5 . BÖLÜM

118 60 9
                                    

Arabanın yanına geldiğinde canı burnundaydı Önder'in. İçinden kıza saydırıyordu. Kızın ne hadsizliği nede dengesizliği kalmıştı. Aynı şekilde Alya'da ona söyleniyordu.

"Sen kimsin de benim olana göz dikersin ukala görgüsüz ayı ne olacak. Sen gel bir daha da bak dünya kaç bucakmış gör." Gerekirse canı pahasına burayı koruyup hayallerini

gerçekleştirecekti.

Akşam ikisi de yorgun argın evlerine varmışlardı .Alya hala sinir harbi yaşıyorken Önder çoktan uykunun kollarına teslim olmuştu.

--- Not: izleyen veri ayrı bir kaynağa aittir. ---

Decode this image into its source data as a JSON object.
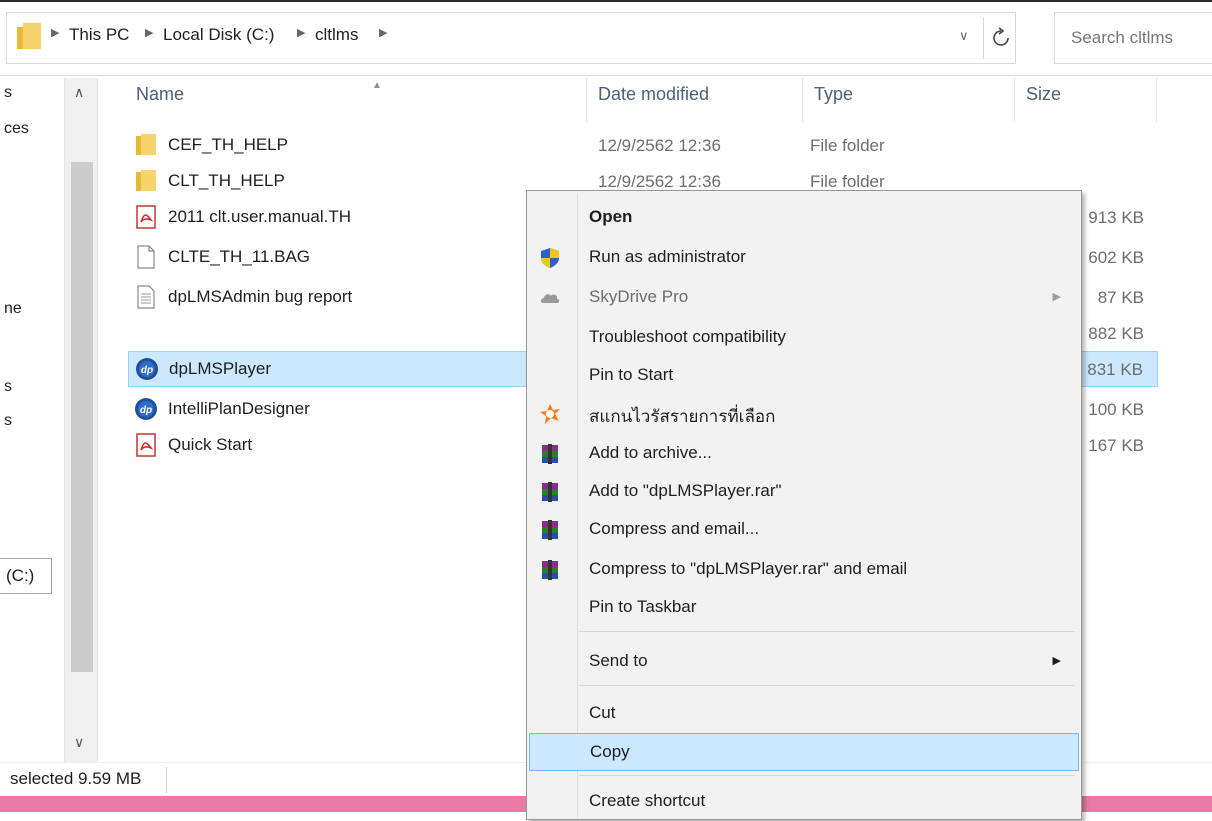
{
  "address": {
    "breadcrumbs": [
      "This PC",
      "Local Disk (C:)",
      "cltlms"
    ],
    "search_placeholder": "Search cltlms"
  },
  "nav": {
    "fragments": [
      "s",
      "ces",
      "ne",
      "s",
      "s"
    ],
    "drive_label": "(C:)"
  },
  "columns": [
    "Name",
    "Date modified",
    "Type",
    "Size"
  ],
  "files": [
    {
      "icon": "folder-icon",
      "name": "CEF_TH_HELP",
      "date": "12/9/2562 12:36",
      "type": "File folder",
      "size": ""
    },
    {
      "icon": "folder-icon",
      "name": "CLT_TH_HELP",
      "date": "12/9/2562 12:36",
      "type": "File folder",
      "size": ""
    },
    {
      "icon": "pdf-icon",
      "name": "2011 clt.user.manual.TH",
      "date": "",
      "type": "",
      "size": "913 KB"
    },
    {
      "icon": "blank-file-icon",
      "name": "CLTE_TH_11.BAG",
      "date": "",
      "type": "",
      "size": "602 KB"
    },
    {
      "icon": "text-file-icon",
      "name": "dpLMSAdmin bug report",
      "date": "",
      "type": "",
      "size": "87 KB"
    },
    {
      "icon": "",
      "name": "",
      "date": "",
      "type": "",
      "size": "882 KB"
    },
    {
      "icon": "dp-app-icon",
      "name": "dpLMSPlayer",
      "date": "",
      "type": "",
      "size": "831 KB",
      "selected": true
    },
    {
      "icon": "dp-app-icon",
      "name": "IntelliPlanDesigner",
      "date": "",
      "type": "",
      "size": "100 KB"
    },
    {
      "icon": "pdf-icon",
      "name": "Quick Start",
      "date": "",
      "type": "",
      "size": "167 KB"
    }
  ],
  "status": {
    "text": "selected  9.59 MB"
  },
  "context_menu": {
    "items": [
      {
        "label": "Open",
        "bold": true,
        "icon": ""
      },
      {
        "label": "Run as administrator",
        "icon": "uac-shield-icon"
      },
      {
        "label": "SkyDrive Pro",
        "icon": "skydrive-icon",
        "disabled": true,
        "submenu": true
      },
      {
        "label": "Troubleshoot compatibility",
        "icon": ""
      },
      {
        "label": "Pin to Start",
        "icon": ""
      },
      {
        "label": "สแกนไวรัสรายการที่เลือก",
        "icon": "avast-icon"
      },
      {
        "label": "Add to archive...",
        "icon": "winrar-icon"
      },
      {
        "label": "Add to \"dpLMSPlayer.rar\"",
        "icon": "winrar-icon"
      },
      {
        "label": "Compress and email...",
        "icon": "winrar-icon"
      },
      {
        "label": "Compress to \"dpLMSPlayer.rar\" and email",
        "icon": "winrar-icon"
      },
      {
        "label": "Pin to Taskbar",
        "icon": ""
      },
      {
        "label": "Send to",
        "icon": "",
        "submenu": true
      },
      {
        "label": "Cut",
        "icon": ""
      },
      {
        "label": "Copy",
        "icon": "",
        "highlighted": true
      },
      {
        "label": "Create shortcut",
        "icon": ""
      }
    ]
  },
  "colors": {
    "selection_bg": "#cce8ff",
    "selection_border": "#99d1ff",
    "header_text": "#4c607a",
    "taskbar": "#e87aa4"
  }
}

Sabah Alya yataktan kalkıp işlerini hallettikten sonra aşağıya inip salona geçmişti. Etrafına bakındı . Babası yine her zaman ki yerindeydi. Arkasından sarıldı onun o traş losyonun kokusunu içine çekti. Babası onun bu dünyadaki en değerlisiydi .Ona herşeyi babası öğretti. Ata binmeyi silah kullanmayı tarlada çalışmayı çapa sallamayı traktörle mahsülleri toplamayı hatta davar gütmeyi bile. Babası onun rol modeliydi.. Çocukken çok zorlandığında yanı başında hep babası vardı. Erkek gibi yetiştirmişti onu Kenan bey. Her kız çocuğu gibi bebekle oynayacağı yaşta o at üstünde o dağ senin bu bağ benim gezip durmuşlardı. Annesi babasına kızsa da o hiç şikayet etmez aksine annesine hep babasını savunurdu. O mutlu bir kızdı. Ailesi gözünün içine bakardı. Üniversiteyi kazandığında bile o bu işleri iç hız kesmeden devam ettirmiş babasına hep omuz vermişti.

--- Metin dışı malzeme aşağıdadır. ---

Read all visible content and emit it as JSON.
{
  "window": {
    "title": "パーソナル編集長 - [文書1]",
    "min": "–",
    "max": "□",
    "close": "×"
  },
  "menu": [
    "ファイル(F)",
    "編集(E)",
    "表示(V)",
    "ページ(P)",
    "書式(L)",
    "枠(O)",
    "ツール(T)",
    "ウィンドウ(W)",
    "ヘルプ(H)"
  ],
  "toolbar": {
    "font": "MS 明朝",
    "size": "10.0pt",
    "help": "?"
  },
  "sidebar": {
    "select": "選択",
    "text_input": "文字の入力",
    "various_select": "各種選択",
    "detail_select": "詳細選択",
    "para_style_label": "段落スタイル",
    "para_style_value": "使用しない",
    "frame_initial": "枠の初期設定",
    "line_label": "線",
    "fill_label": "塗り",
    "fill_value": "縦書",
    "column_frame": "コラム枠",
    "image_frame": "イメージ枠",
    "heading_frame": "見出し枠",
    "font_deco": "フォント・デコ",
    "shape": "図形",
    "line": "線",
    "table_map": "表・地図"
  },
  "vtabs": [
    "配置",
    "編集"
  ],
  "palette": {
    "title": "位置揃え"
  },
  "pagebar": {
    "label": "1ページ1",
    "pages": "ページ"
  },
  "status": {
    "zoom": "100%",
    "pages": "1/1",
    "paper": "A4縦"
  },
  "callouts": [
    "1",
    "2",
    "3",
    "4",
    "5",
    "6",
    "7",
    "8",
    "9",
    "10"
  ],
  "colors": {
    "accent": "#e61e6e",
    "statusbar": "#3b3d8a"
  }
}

"Günaydın babaların bir tanesi nasılsın bugün." deyip kocaman öpücük bıraktı ,Kenan bey'in yanağına.

"Şimdi daha iyiyim canımın içi." dedi Kenan bey. Alya masanın etrafından dolanıp babasının yanına oturdu.

"Bugün işin var mı? " Kenan bey her zaman ki güler yüzüyle kızına bakıp ;

"Hayırdır nazlı çiçeğim neden sordun."

"Bugün baba kız seninle şöyle çıkalım gezelim hatta annemi de alalım hep birlikte bir yemek yiyelim olmaz mı? Ne olurr. Uzun zamandır bir şeyler yapmadık lütfen".

Babası kızını kırmaktansa dişini kırardı.

"Tamam ama sadece ikimiz anneni sonra yanımıza alırız olur mu? dedi Kenan bey. Alya hiç istemese de kabul etmekten başka bir seçeneği yoktu. Hazırlanıp çıktılar. Erzurum'un en güzel yerlerini gezip bol bol fotoğraf çektirdiler. Sonra güzel bir restoran 'a girip cam kenarın da manzarası hoş bir yere oturdular. Garson gelip siparişlerini verdikten sonra Alya babasına bakarak;

"Neden annemi de almadık baba."

Kenan bey her zaman ki sakinliğini koruyarak "Evde annenin çok işleri var biliyorsun annen olmadan o ev dönmez hem sende bu kadar üzülme giderken onun en sevdiği tatlıyı alırız olur mu? dedi "Kenan bey.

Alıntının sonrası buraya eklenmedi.